So what makes Telemark what it is? Is it the boots, the bindings, the skis, the style or the Turn? Maybe it’s the passion of its loyal followers? Well, it’s all of those and more, with less emphasis on the skis.
There are specific Telemark skis available on the market, but any ski can be used effectively, therefore skis will be less of a focus over the coming instalments.
Let´s start with the Telemark boot and binding.
There are two kinds of Telemark boots. As mentioned and seen in the previous article (Telemark Skiing – So What’s it All About?), the header boot image is the 75mm boot, or the duckbill boot. The closest modern day boot to the original Telemark boot. The other type is the NTN (New Telemark Norm). The difference is in the binding and binding fixation.

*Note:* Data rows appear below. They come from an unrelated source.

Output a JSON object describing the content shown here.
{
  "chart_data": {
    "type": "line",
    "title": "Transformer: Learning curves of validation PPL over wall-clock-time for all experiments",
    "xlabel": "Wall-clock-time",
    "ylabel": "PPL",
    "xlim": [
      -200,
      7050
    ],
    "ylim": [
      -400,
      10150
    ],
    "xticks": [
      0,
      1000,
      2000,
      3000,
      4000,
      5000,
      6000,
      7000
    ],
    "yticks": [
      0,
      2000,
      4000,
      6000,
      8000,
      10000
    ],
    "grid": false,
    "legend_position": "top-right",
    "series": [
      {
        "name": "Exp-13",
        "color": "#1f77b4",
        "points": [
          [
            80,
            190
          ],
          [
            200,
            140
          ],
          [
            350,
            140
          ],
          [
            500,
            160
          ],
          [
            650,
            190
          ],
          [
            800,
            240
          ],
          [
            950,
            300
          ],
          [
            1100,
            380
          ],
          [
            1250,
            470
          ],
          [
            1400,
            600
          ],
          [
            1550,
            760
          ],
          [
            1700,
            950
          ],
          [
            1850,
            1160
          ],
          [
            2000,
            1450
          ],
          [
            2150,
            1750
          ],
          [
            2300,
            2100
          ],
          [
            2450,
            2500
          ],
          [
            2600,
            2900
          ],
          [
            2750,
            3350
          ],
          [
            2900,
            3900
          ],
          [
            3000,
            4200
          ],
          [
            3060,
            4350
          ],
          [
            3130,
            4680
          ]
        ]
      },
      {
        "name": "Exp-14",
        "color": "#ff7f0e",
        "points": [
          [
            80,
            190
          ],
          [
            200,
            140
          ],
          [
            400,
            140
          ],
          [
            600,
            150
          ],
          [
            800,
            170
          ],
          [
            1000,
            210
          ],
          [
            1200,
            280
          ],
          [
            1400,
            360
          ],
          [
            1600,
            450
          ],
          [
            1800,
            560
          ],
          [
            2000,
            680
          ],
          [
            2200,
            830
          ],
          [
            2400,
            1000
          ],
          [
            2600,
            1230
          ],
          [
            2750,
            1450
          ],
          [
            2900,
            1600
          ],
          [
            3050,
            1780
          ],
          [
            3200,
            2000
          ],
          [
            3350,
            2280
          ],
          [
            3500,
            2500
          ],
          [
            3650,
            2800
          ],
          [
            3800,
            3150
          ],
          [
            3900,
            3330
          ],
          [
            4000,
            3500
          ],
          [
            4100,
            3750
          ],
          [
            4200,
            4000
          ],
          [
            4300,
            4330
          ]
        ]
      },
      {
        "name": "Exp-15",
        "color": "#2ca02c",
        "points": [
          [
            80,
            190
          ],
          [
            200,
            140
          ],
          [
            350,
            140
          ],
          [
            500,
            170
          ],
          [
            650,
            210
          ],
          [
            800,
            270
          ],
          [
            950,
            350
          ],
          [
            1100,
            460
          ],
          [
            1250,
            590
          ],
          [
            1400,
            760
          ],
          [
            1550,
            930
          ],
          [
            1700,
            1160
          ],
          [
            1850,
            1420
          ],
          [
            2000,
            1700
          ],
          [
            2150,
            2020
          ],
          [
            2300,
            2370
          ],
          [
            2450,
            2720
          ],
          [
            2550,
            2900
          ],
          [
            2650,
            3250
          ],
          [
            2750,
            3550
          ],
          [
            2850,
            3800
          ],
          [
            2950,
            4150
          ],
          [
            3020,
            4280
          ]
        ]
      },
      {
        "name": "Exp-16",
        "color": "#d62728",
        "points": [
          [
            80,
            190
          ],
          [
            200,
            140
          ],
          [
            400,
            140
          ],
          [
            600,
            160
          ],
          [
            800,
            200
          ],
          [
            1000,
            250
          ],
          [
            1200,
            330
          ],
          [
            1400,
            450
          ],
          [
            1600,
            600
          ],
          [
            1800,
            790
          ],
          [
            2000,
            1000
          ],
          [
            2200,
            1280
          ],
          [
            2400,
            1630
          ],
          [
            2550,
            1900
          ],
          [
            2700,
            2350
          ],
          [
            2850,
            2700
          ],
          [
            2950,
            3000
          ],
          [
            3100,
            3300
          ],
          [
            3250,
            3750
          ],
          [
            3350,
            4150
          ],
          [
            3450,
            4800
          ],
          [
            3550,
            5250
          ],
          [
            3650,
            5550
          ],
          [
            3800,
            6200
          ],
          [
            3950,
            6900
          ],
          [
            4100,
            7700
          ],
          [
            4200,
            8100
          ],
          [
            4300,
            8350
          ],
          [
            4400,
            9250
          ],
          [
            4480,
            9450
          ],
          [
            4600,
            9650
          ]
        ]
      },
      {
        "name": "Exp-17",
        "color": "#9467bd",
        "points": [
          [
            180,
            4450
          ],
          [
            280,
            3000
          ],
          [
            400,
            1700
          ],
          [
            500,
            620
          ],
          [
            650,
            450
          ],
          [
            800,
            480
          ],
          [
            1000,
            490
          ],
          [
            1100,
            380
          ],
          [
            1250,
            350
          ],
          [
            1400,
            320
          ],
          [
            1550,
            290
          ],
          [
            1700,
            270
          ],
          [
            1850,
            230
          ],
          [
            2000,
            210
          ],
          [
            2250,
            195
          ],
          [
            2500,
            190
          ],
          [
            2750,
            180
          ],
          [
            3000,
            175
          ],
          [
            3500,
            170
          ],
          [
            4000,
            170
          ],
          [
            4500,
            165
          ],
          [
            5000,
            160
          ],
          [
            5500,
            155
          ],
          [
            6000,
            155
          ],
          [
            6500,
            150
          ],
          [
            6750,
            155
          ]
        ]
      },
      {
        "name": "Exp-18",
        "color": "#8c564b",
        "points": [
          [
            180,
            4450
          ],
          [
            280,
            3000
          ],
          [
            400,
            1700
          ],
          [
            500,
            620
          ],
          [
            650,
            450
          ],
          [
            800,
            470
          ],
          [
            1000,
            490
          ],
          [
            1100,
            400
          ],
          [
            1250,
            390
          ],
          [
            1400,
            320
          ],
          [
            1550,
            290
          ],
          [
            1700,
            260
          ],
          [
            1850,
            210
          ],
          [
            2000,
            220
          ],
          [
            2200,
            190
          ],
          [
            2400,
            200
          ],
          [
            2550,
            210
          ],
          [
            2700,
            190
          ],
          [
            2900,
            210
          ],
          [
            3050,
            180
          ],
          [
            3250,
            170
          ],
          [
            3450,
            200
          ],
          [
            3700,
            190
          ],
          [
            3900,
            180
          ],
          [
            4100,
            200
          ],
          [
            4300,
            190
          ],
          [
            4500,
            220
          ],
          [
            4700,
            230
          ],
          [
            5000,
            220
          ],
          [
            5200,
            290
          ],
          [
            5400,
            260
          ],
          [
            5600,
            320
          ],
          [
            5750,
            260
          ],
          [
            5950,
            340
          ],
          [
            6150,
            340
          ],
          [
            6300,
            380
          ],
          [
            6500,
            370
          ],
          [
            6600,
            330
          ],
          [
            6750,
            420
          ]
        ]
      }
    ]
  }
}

The Duckbill boot is Telemark specific and they slot into the binding of inverted, or negative shape and are held in place at the back of the boot by a cable or bale. There are many kinds of Telemark binding made by many brands (this is where the passion of Telemark comes in, which we will get to in the future). Some of these bindings are simple and very much like the bindings found on skis thousands of years old, where the boot was tied to the ski with a leather strap at the back of the boot.
This enables the boot to be fixed at the toe and held forward and into the toe piece by the back cable.
Some of the other brands include 7tm, Bishop Bomber, G#; Linken, Telebry, 22 designs and Black Diamond to name but a few, but all offer the same system of fixation, be it with a cable, plate or combination of the two. The boot is always held in place at the back by a common bale. Many of these bindings offer a touring or walk mode and are often preferred over the NTN due to weight, though there is now a very good touring NTN binding on the market called the Freedom.
The NTN is a whole different story. Developed in 2006 by Norwegian cross country and Telemark brand Rottefella (Meaning Rat Trap), the NTN was designed to make Telemarking more powerful, dynamic, efficient and easier.
Most traditional Telemark bindings are hard to get into and out of, requiring security leashes to keep the ski attached to the boot in case of binding release in the event of a fall. This can resort in the ski flailing around on the end of your foot causing injury (it’s rare, but it’s possible). The necessary removal of gloves in snow and cold to put the skis on and off can be off-putting. Getting in and out of gondolas and cable cars can be a tedious task, especially when Alpine skiing friends are standing around twiddling their thumbs and waiting.
There’s a small number of Telemark bindings offering a step in or release system, like the 7tm Power STI, which releases the whole binding from the ski, but still requires a leash to prevent the boot releasing from the binding. The NTN is step in and easy out requiring no removal of gloves. It also has a release system and a brake that’s deployed whenever the boot is not secured in the binding.
Then it’s fixed underneath the boot with a hook like system, or duckbill in reverse. The front of the binding is locked down, pulling the fixation point forward onto the hook under the middle of the foot, creating a direct transition of power to the ski.
The NTN boot can also be used in a variety of other bindings. It can be used in the NTN binding but also incorporates the toe and heel of a touring, or AT boot. It can be used in some Alpine bindings with adjustable toe height as well as Dynafit type touring bindings.
There are also a few companies that are trying to incorporate the Dynafit type front fixation and the cable and bale type heel piece on an NTN boot such as Moonstone.